Hitherto, cybersecurity has become about deploying static systems to detect and block attacks in real time. Threat intelligence holds out the possibility of researching them before they happen, a radically new approach to security.
The trick is knowing what to look for and how to feed data to cybersecurity teams without over-loading them with information.
To this end, Proofpoint recently partnered with Palo Alto to embed its intelligence inside the latter’s next-generation firewall platform.
“The smart customer will demand that companies will work with each other,” observes Rider.
“Being cloud based we are able to gather information from our customers very quickly, anticipating where attacks are coming from.”
This hints at a world in which network security is increasingly about hardening security on-the-fly, bracing for attacks that have been predicted or at least risk-scored. The industry isn’t at that level yet but you can see from Rider’s enthusiastic description how Proofpoint technology could evolve in step with its demands.
After a quarter of a century in the technology industry, Rider finds himself at the sharp end but seems confident about the prospect.
“We are quite happy to be judged on proof of concept. We ask our customers to let us prove it to them.”
“Put us behind your incumbent and we’ll show you what they let through. We’re happy to be judged on results.”
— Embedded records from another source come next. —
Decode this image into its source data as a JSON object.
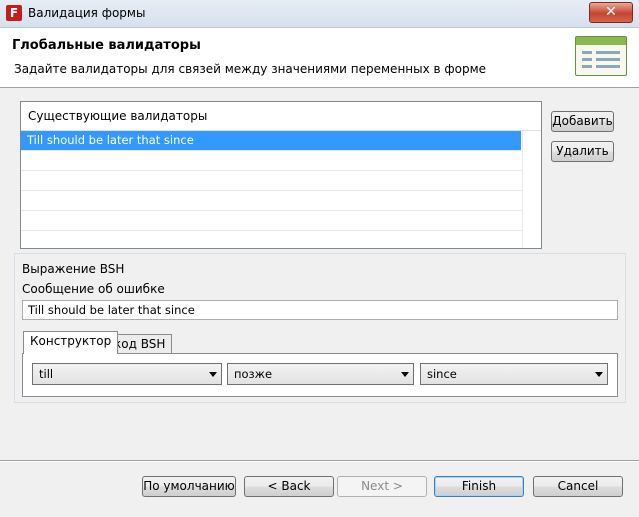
{
  "window": {
    "title": "Валидация формы",
    "app_icon": "F",
    "close_glyph": "✕"
  },
  "banner": {
    "title": "Глобальные валидаторы",
    "subtitle": "Задайте валидаторы для связей между значениями переменных в форме",
    "icon": "form-grid-icon"
  },
  "validators": {
    "header": "Существующие валидаторы",
    "items": [
      "Till should be later that since"
    ],
    "selected_index": 0
  },
  "side_buttons": {
    "add": "Добавить",
    "remove": "Удалить"
  },
  "bsh": {
    "expression_label": "Выражение BSH",
    "error_label": "Сообщение об ошибке",
    "error_value": "Till should be later that since",
    "tabs": [
      {
        "label": "Конструктор",
        "active": true
      },
      {
        "label": "код BSH",
        "active": false
      }
    ],
    "selects": [
      {
        "value": "till"
      },
      {
        "value": "позже"
      },
      {
        "value": "since"
      }
    ]
  },
  "footer": {
    "defaults": "По умолчанию",
    "back": "< Back",
    "next": "Next >",
    "finish": "Finish",
    "cancel": "Cancel"
  }
}
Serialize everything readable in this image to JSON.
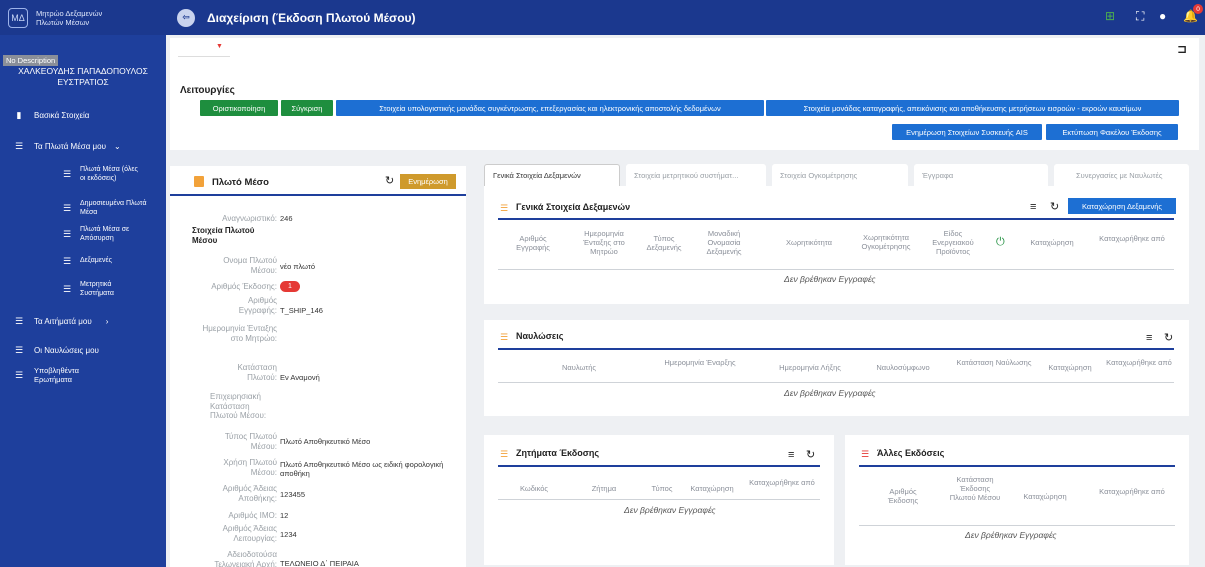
{
  "sidebar": {
    "logo_text": "ΜΔ",
    "app_title": "Μητρώο Δεξαμενών Πλωτών Μέσων",
    "no_description": "No Description",
    "user_name": "ΧΑΛΚΕΟΥΔΗΣ ΠΑΠΑΔΟΠΟΥΛΟΣ ΕΥΣΤΡΑΤΙΟΣ",
    "items": [
      {
        "label": "Βασικά Στοιχεία"
      },
      {
        "label": "Τα Πλωτά Μέσα μου"
      },
      {
        "label": "Πλωτά Μέσα (όλες οι εκδόσεις)"
      },
      {
        "label": "Δημοσιευμένα Πλωτά Μέσα"
      },
      {
        "label": "Πλωτά Μέσα σε Απόσυρση"
      },
      {
        "label": "Δεξαμενές"
      },
      {
        "label": "Μετρητικά Συστήματα"
      },
      {
        "label": "Τα Αιτήματά μου"
      },
      {
        "label": "Οι Ναυλώσεις μου"
      },
      {
        "label": "Υποβληθέντα Ερωτήματα"
      }
    ]
  },
  "topbar": {
    "title": "Διαχείριση (Έκδοση Πλωτού Μέσου)",
    "notification_count": "0"
  },
  "functions": {
    "title": "Λειτουργίες",
    "buttons": [
      "Οριστικοποίηση",
      "Σύγκριση",
      "Στοιχεία υπολογιστικής μονάδας συγκέντρωσης, επεξεργασίας και ηλεκτρονικής αποστολής δεδομένων",
      "Στοιχεία μονάδας καταγραφής, απεικόνισης και αποθήκευσης μετρήσεων εισροών - εκροών καυσίμων",
      "Ενημέρωση Στοιχείων Συσκευής AIS",
      "Εκτύπωση Φακέλου Έκδοσης"
    ]
  },
  "vessel_card": {
    "title": "Πλωτό Μέσο",
    "update_label": "Ενημέρωση",
    "id_label": "Αναγνωριστικό:",
    "id_value": "246",
    "section": "Στοιχεία Πλωτού Μέσου",
    "fields": [
      {
        "label": "Ονομα Πλωτού Μέσου:",
        "value": "νέο πλωτό"
      },
      {
        "label": "Αριθμός Έκδοσης:",
        "value": "1"
      },
      {
        "label": "Αριθμός Εγγραφής:",
        "value": "T_SHIP_146"
      },
      {
        "label": "Ημερομηνία Ένταξης στο Μητρώο:",
        "value": ""
      },
      {
        "label": "Κατάσταση Πλωτού:",
        "value": "Εν Αναμονή"
      },
      {
        "label": "Επιχειρησιακή Κατάσταση Πλωτού Μέσου:",
        "value": ""
      },
      {
        "label": "Τύπος Πλωτού Μέσου:",
        "value": "Πλωτό Αποθηκευτικό Μέσο"
      },
      {
        "label": "Χρήση Πλωτού Μέσου:",
        "value": "Πλωτό Αποθηκευτικό Μέσο ως ειδική φορολογική αποθήκη"
      },
      {
        "label": "Αριθμός Άδειας Αποθήκης:",
        "value": "123455"
      },
      {
        "label": "Αριθμός IMO:",
        "value": "12"
      },
      {
        "label": "Αριθμός Άδειας Λειτουργίας:",
        "value": "1234"
      },
      {
        "label": "Αδειοδοτούσα Τελωνειακή Αρχή:",
        "value": "ΤΕΛΩΝΕΙΟ Δ΄ ΠΕΙΡΑΙΑ"
      }
    ]
  },
  "tabs": [
    "Γενικά Στοιχεία Δεξαμενών",
    "Στοιχεία μετρητικού συστήματ...",
    "Στοιχεία Ογκομέτρησης",
    "Έγγραφα",
    "Συνεργασίες με Ναυλωτές"
  ],
  "tanks": {
    "title": "Γενικά Στοιχεία Δεξαμενών",
    "add_label": "Καταχώρηση Δεξαμενής",
    "columns": [
      "Αριθμός Εγγραφής",
      "Ημερομηνία Ένταξης στο Μητρώο",
      "Τύπος Δεξαμενής",
      "Μοναδική Ονομασία Δεξαμενής",
      "Χωρητικότητα",
      "Χωρητικότητα Ογκομέτρησης",
      "Είδος Ενεργειακού Προϊόντος",
      "Καταχώρηση",
      "Καταχωρήθηκε από"
    ],
    "empty": "Δεν βρέθηκαν Εγγραφές"
  },
  "charters": {
    "title": "Ναυλώσεις",
    "columns": [
      "Ναυλωτής",
      "Ημερομηνία Έναρξης",
      "Ημερομηνία Λήξης",
      "Ναυλοσύμφωνο",
      "Κατάσταση Ναύλωσης",
      "Καταχώρηση",
      "Καταχωρήθηκε από"
    ],
    "empty": "Δεν βρέθηκαν Εγγραφές"
  },
  "issues": {
    "title": "Ζητήματα Έκδοσης",
    "columns": [
      "Κωδικός",
      "Ζήτημα",
      "Τύπος",
      "Καταχώρηση",
      "Καταχωρήθηκε από"
    ],
    "empty": "Δεν βρέθηκαν Εγγραφές"
  },
  "versions": {
    "title": "Άλλες Εκδόσεις",
    "columns": [
      "Αριθμός Έκδοσης",
      "Κατάσταση Έκδοσης Πλωτού Μέσου",
      "Καταχώρηση",
      "Καταχωρήθηκε από"
    ],
    "empty": "Δεν βρέθηκαν Εγγραφές"
  },
  "colors": {
    "sidebar": "#1e3f9c",
    "topbar": "#1b388e",
    "green_button": "#1e8e3e",
    "blue_button": "#1d6fd3",
    "update_button": "#cf9a2c",
    "badge": "#e53935"
  }
}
Gary Rider joined Proofpoint in 2014 as vice president of Sales, EMEA. He leads the EMEA management team in developing and executing strategies while driving aggressive revenue and market-share growth in the theatre. With more than 20 years of leadership experience, Rider joined Proofpoint from Polycom, where he served as President for EMEA. Prior to Polycom, he held several senior roles in EMEA with NCR Corporation, StorageTek, HP and Digital Equipment.
Mr. Rider holds an MBA from the Henley Business School, University of Reading.